- Repository URL:
- dominant language transfer; minority language documentation; Brunei languages
Language documentation often takes place in contexts of heavy language contact, where there is a shift in progress from a minority language to another culturally dominant language. For many younger speakers, the language of their parents is increasingly acquired as a second language, and their communication in this second language shows classic transfer effects, where transfer is “[a] general cover term for a number of different kinds of influence from languages other than the target language” on a learner’s acquisition of that target language (Ellis 1994:341). However, transfer can also been seen as a more pervasive phenomenon, “a constraint imposed by previous knowledge on a more general process, that of inferencing” (Schachter 1992:44). Considered in this light, transfer can influence far more than a given learner’s interlanguage. Assumptions, attitudes, and conceptual models associated with a culturally dominant language can all unconsciously influence assumptions made about minority languages.
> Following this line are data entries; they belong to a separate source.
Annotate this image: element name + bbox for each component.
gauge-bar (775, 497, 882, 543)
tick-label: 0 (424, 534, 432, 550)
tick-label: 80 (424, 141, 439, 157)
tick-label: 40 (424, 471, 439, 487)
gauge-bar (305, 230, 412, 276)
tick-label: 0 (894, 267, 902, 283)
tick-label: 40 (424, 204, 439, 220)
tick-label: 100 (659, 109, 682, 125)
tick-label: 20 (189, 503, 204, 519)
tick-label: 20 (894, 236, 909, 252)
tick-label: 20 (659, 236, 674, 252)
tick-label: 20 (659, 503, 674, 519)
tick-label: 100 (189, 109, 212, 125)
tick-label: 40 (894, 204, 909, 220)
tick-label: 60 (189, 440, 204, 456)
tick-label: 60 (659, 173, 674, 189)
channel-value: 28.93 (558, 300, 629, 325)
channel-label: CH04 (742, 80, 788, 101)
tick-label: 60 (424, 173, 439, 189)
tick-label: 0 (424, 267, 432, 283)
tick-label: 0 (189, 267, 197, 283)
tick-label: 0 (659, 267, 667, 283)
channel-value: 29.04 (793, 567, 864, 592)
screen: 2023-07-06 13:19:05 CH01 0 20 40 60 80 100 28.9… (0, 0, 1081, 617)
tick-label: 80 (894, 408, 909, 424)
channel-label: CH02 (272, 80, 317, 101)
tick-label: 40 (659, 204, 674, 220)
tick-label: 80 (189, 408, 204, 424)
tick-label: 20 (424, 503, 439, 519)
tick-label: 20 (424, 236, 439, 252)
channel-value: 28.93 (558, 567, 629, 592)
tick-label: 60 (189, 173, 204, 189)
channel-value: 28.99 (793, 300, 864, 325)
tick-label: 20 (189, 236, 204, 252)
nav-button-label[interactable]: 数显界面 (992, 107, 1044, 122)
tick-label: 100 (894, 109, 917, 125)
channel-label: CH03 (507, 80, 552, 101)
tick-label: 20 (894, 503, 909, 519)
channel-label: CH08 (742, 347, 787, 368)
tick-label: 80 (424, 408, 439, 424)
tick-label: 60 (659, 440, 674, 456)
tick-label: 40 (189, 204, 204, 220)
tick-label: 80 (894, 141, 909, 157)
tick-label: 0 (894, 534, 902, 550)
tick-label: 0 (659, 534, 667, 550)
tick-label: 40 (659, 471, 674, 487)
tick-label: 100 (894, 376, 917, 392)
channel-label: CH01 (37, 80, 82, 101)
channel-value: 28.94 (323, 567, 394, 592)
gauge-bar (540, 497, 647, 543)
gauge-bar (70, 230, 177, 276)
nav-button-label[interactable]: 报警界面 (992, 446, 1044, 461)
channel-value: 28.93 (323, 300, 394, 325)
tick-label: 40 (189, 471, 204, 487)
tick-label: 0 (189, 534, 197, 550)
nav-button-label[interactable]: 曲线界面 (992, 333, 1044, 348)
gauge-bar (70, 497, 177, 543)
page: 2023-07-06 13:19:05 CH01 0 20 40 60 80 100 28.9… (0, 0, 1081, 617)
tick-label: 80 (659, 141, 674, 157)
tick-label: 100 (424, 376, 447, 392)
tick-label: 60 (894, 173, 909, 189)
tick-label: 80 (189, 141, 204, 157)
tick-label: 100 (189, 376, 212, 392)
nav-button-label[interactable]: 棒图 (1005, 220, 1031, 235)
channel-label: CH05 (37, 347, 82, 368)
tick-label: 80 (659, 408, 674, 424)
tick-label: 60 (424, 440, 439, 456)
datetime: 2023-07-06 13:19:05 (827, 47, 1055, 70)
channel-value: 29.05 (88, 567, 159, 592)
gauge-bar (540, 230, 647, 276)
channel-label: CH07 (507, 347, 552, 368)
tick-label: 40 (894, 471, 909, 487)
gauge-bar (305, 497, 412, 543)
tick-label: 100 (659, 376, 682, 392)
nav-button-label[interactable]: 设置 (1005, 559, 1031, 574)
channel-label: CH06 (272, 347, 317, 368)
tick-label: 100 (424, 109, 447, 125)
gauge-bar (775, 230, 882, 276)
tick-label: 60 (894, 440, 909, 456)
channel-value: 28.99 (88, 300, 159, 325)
These can, in turn, affect various strategic decisions made in the documentation of such languages, including whether a given variety should be documented, which speakers should be recorded, which text types to collect, what orthography to use, even what constitutes a genuine feature of the lexis, phonology, morphology, and so on. This paper aims primarily to illustrate this phenomenon, and to explore ways of dealing with it. Dominant language influence needs to be taken into account at each stage of the documentation process, minimizing it where it is intrusive, and taking advantage of it where it can be of use.